Se avviene qualche “affare” in città, nel Palazzo di Giustizia si saprà.
Chi ha ogni strumento di indagine a disposizione (e senza limiti) può sapere ogni cosa.
Così, se qualche “affare“ è condotto, occorre che qualche giudice, o qualche suo parente, sia presente al tavolo (si chiamano incarichi extragiudiziari : estimi, arbitrati, consulenze, perizie) e prenda la sua fetta di torta.
Altrimenti, puntuale, arriverà l’inchiesta.
La nuova elite economica di Milano è una elite di giudici, parenti di giudici, amici di giudici.
Non c’è grosso “affare” che non avvenga senza chiedere, attraverso i canali deputati, luce verde dal palazzo della Procura.

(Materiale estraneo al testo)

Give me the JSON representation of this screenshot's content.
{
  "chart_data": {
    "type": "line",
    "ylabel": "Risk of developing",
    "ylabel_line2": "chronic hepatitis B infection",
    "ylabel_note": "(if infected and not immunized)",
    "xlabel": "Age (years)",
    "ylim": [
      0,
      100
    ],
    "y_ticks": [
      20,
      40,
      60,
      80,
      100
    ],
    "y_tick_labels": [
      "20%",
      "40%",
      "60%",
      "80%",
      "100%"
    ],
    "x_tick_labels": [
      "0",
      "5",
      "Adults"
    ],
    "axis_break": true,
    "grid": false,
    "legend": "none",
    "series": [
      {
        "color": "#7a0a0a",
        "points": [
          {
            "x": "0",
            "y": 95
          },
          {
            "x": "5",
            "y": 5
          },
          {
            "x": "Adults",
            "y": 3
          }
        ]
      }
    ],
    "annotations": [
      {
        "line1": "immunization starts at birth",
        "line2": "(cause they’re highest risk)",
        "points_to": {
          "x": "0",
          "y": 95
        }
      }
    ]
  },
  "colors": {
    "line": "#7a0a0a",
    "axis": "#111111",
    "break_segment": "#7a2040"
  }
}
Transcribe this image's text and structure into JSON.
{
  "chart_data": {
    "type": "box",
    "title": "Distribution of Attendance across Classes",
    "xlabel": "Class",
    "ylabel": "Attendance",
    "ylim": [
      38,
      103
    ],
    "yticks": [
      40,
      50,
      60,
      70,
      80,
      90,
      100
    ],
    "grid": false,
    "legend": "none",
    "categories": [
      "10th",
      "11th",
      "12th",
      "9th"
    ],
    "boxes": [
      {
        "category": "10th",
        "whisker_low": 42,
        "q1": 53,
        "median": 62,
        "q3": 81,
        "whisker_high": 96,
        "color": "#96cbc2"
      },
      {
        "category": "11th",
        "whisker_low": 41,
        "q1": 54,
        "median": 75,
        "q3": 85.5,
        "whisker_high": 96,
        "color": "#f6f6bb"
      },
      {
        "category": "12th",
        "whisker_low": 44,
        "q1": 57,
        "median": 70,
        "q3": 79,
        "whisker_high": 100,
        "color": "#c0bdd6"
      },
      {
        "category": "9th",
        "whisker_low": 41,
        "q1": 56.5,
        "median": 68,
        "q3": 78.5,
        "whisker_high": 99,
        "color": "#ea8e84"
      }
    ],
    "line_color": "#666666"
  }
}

Ma i giudici non sono imprenditori : non creano capitale od affari, ma si limitano ad entrare, personalmente o no, in ogni affare succoso della città, sia una fusione di aziende, sia un semplice fallimento.
Non avviene nulla senza pagare dazio alla Procura.
Bigottismo maligno
Il milanese di oggi è, essenzialmente, un essere malvagio.
Gode, cioè, della sofferenza e della frustrazione altrui.

Esercitare una qualche prepotenza, meglio se supportato da una massa di simili, è la sua massima aspirazione.
Meglio ancora se questo avviene dietro alla bandiera di qualche altissimo valore.
L’insulto peggiore che possiate fare a questa città è di essere felici.
Infatti Milano è l’unica città italiana (e forse del mondo intero) dove i negozianti non sorridono ai clienti.
Provate a girare per la città senza uno sguardo arrabbiato, preoccupato o assente.
Vi prenderanno per un povero pirla.
Il crimine peggiore che possiate commettere a Milano è di essere felici senza che questo corrisponda al male di qualcuno.
Una forma di competizione dalla quale qualcuno esca inferiore o umiliato, l’ostentazione di qualche ricchezza.
Odiano e detestano tutto ciò che è gioia, divertimento, spettacolo, cultura.
Tutto ciò che, essenzialmente, non capiscono.
Ogni forma di spettacolo è troppo rumorosa, o troppo oscena, o troppo troppo, insomma, a patto che qualche milanese possa avere una scusa per vietarla.
Non c’è iniziativa culturale che non provochi polemiche.
Seguite dall’immancabile divieto o dall’intervento censore dell’autorità.
E’ difficilissimo organizzare qualsiasi cosa sia svago, cultura, intrattenimento, senza che questo passi per una selva di censori, e alla fine della guerra dei veti incrociati ne risulterà qualcosa di insulso, vuoto, vecchio, snaturato e limitato.
L’unico svago, le uniche occasioni di divertimento e di cultura a Milano sono le occasioni di ostentazione.
Se si può ostentare il proprio presunto status sociale, allora va bene.
Altrimenti, non ci si diverte.
Non ci sarà mai alcun rilancio di Milano.
Chi sa fare qualcosa, e chi ama farlo, lascia perdere appena arrivano i soliti “milanesi”.
P.S. : sono “milanese” di nascita (ma felicemente “emigrata” dal 2018).